Si l’on observe le calendrier de la «Superligue» du golf européen, on constate qu’il prend en compte de nombreux et splendides tournois. On remarque également que Tiger Woods a remporté certains titres sur le PGA European Tour! Le plus incroyable, c’est que le numéro 1 mondial aurait remporté l’Ordre du Mérite s’il avait daigné devenir membre du circuit européen… Et cela en ne mettant les pieds qu’une seule fois en Europe, à l’occasion du British Open.
Comment cela est-il possible? Simplement parce que Woods remporte régulièrement des tournois du Grand Chelem et des épreuves du World Golf Championship, qui comptent à la fois pour l’US PGA Tour, mais également pour le PGA European Tour. Tiger a toujours trouvé absurde l’idée de faire partie d’un circuit sur lequel il ne serait pas présent régulièrement et c’est pourquoi il n’est pas officiellement inscrit: si bien que ses résultats ne sont comptabilisés que sur l’Ordre du Mérite américain et qu’il n’apparaît pas sur les tabelles européennes. Ses pairs du vieux continent lui en sont d’ailleurs assez reconnaissants…

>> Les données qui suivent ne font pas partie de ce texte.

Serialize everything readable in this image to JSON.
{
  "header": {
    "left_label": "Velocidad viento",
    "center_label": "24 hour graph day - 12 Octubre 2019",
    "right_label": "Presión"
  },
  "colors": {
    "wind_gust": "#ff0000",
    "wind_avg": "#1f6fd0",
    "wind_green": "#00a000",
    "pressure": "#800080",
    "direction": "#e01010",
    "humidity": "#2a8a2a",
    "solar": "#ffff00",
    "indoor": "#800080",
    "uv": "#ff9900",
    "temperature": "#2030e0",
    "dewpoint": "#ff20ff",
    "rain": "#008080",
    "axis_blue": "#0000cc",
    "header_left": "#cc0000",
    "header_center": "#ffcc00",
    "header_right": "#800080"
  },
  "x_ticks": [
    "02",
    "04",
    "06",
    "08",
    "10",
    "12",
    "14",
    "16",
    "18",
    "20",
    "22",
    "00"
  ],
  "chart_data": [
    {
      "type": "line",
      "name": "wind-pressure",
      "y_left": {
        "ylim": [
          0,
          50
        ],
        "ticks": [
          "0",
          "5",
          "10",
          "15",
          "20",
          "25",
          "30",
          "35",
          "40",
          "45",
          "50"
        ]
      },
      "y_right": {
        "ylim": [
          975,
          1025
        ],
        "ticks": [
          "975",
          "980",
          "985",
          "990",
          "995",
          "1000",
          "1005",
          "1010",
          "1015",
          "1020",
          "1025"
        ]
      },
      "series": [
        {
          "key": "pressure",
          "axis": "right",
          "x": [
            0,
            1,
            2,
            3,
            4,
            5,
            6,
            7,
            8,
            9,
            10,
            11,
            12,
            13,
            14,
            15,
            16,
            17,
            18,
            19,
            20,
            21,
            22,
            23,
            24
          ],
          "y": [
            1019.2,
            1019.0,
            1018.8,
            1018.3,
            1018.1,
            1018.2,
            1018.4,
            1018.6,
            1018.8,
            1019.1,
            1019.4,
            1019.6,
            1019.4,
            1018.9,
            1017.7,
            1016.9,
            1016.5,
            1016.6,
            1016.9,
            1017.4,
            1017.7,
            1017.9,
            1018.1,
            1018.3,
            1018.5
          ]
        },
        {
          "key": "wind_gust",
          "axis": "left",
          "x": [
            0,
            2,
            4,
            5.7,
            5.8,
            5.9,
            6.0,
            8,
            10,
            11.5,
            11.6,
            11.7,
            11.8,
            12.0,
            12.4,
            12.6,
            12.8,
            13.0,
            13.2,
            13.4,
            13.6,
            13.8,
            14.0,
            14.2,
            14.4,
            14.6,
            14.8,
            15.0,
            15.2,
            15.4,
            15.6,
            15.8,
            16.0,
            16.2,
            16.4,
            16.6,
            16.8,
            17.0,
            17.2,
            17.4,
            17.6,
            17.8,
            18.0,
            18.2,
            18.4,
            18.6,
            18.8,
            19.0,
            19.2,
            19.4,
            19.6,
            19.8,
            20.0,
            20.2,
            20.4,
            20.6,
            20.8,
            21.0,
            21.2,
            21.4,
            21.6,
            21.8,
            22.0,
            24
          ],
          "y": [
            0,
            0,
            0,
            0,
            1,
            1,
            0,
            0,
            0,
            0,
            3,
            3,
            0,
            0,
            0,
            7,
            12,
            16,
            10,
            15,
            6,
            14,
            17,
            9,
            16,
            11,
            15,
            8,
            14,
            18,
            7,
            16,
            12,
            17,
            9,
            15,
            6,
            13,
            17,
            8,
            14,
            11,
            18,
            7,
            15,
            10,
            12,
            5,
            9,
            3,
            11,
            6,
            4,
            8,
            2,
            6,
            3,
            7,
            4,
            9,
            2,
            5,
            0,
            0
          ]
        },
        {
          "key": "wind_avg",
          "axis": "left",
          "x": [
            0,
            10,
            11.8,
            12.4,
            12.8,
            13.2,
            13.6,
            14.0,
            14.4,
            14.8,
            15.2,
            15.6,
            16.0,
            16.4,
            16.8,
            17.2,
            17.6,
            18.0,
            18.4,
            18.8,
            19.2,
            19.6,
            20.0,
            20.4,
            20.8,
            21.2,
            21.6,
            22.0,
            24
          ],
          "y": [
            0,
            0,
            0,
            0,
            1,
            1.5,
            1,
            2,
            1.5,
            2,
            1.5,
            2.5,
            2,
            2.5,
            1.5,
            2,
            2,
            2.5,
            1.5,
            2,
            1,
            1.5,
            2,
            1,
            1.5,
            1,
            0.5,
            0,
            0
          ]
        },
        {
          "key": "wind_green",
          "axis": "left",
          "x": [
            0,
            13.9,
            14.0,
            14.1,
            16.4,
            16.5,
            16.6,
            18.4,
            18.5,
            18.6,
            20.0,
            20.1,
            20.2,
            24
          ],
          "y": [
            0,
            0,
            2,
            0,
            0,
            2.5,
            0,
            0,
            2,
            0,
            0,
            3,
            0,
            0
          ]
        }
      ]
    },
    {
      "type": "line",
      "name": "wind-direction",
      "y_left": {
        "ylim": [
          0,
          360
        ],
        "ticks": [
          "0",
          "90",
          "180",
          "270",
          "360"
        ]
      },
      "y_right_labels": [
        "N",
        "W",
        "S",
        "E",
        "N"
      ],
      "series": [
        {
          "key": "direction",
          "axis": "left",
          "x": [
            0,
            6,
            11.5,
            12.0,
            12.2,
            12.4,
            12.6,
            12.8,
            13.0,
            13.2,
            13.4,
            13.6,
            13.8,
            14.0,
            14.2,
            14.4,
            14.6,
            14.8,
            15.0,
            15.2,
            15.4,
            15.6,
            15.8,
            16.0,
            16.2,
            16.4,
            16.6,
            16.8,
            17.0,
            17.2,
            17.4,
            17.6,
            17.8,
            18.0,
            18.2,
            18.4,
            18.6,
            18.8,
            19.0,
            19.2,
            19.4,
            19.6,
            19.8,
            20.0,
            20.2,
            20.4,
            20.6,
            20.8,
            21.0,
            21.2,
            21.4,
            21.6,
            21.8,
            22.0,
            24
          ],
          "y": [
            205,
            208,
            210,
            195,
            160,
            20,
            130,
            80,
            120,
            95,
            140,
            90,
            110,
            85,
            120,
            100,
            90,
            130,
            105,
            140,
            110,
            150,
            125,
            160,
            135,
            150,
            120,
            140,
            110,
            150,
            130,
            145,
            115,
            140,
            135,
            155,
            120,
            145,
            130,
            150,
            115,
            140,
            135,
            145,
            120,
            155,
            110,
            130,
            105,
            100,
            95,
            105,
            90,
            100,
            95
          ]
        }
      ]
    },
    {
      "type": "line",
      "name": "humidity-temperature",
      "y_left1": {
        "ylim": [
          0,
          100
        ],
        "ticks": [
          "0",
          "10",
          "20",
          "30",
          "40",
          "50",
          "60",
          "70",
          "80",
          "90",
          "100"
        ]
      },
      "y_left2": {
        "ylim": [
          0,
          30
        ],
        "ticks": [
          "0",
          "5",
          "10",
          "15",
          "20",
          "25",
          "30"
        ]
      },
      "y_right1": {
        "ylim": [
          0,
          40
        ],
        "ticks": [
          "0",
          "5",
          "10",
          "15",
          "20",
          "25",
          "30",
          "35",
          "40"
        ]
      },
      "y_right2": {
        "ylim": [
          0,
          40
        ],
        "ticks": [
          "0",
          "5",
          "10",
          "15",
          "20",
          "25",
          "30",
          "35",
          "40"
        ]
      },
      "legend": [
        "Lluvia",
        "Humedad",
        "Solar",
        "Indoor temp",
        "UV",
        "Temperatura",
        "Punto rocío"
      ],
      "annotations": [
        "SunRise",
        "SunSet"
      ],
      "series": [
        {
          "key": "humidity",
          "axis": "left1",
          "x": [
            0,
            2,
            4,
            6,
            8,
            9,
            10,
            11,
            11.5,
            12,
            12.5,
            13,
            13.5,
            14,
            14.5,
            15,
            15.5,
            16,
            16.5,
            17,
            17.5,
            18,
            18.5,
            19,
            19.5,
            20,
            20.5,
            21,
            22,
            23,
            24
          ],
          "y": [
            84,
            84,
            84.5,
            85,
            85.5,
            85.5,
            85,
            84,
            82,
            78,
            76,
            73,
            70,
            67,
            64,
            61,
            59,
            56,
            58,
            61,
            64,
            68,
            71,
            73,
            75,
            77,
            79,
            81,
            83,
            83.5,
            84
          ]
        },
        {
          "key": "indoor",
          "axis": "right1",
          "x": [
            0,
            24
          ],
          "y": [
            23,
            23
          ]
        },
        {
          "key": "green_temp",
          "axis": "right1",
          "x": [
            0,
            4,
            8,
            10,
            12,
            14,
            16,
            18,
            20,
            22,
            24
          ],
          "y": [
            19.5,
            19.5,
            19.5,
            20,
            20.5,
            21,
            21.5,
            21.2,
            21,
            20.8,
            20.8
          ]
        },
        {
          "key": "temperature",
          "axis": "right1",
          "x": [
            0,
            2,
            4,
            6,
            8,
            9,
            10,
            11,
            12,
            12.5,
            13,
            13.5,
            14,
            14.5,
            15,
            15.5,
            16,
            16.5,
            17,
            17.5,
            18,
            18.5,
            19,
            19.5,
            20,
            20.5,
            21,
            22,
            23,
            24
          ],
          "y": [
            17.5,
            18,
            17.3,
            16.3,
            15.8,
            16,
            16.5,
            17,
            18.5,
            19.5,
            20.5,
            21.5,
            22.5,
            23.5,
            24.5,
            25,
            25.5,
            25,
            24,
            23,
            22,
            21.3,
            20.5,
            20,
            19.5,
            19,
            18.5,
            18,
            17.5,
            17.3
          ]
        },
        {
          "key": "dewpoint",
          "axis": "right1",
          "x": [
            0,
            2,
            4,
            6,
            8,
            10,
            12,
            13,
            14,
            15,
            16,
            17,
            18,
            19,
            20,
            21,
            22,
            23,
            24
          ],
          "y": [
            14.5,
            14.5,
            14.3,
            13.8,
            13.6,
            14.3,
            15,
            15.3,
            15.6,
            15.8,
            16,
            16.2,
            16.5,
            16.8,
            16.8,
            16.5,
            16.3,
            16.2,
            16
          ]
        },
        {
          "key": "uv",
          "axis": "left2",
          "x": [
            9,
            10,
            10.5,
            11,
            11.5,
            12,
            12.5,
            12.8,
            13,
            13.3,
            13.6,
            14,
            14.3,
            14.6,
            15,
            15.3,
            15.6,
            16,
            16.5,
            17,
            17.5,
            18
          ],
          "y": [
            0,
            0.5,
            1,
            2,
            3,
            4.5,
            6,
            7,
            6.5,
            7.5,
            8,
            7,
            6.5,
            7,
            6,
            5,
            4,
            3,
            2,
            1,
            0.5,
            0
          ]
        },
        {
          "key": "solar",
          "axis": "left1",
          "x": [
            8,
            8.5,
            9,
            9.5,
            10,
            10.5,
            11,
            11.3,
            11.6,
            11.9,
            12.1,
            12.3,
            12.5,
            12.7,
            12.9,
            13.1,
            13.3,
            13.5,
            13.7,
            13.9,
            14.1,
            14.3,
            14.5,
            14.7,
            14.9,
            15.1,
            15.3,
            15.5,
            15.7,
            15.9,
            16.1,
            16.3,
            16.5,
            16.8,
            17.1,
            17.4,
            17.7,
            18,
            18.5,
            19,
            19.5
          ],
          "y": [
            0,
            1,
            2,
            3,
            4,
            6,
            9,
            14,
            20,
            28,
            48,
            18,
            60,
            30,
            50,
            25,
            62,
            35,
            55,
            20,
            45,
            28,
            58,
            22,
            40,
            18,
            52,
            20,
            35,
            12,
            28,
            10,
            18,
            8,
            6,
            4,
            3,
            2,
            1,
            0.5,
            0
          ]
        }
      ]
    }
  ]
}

Padraig et le British Open
Lors du Volvo Masters 2006 disputé bien entendu à Valderrama, l’Irlandais Padraig Harrington avait remporté l’Ordre du Mérite européen grâce à un putt manqué de Sergio Garcia. Une récompense qui n’a pas changé le fait que le sympathique Padraig préfère se consacrer aux épreuves les plus lucratives et les plus relevées aux EtatsUnis. Mais l’Europe s’est enflammée lorsqu’il a gagné le British Open en juillet dernier à Carnoustie, en battant Sergio Garcia – encore lui! – lors d’un dimanche sensationnel. Son public a quand même pu le suivre et l’applaudir deux fois en Irlande, une fois en Angleterre et en Ecosse. En revanche, à part Valderrama en Espagne et Helsinki en Finlande, il n’a jamais dû trouver un intérêt à visiter le continent! Pourquoi Helsinki? Parce que c’est là que se trouve le siège de la société Amer Sports, propriétaire de Wilson, son équipementier. On constate donc amèrement un désintérêt des meilleurs joueurs, européens ou non, pour le PGA European Tour.
Mais il faut bien admettre que le circuit américain est mieux rémunéré, mieux organisé, mieux adapté aux conditions météorologiques. Et les choses ne sont pas près de changer, notamment depuis la révolution de la FedEx Cup. Si ce n’est pas forcément un avantage pour les EtatsUnis, c’est assurément un inconvénient pour l’Europe… Et les organisateurs de l’Omega European Masters l’ont constaté en septembre dernier, puisque la date de l’Open suisse tombait en plein milieu des playoffs américain, là où les grandes stars du golf étaient toutes occupées à courir derrière le bonus de 10 millions de dollars et peu intéressées à venir passer une semaine en Valais, serait-ce sur le magnifique parcours de Crans-Montana, au milieu de montagnes non moins magnifiques. Mais qui ont donc été les gagnants des tournois européens disputés en Espagne, France, Suède ou Allemagne? Et quel a été leur impact dans l’Ordre du Mérite?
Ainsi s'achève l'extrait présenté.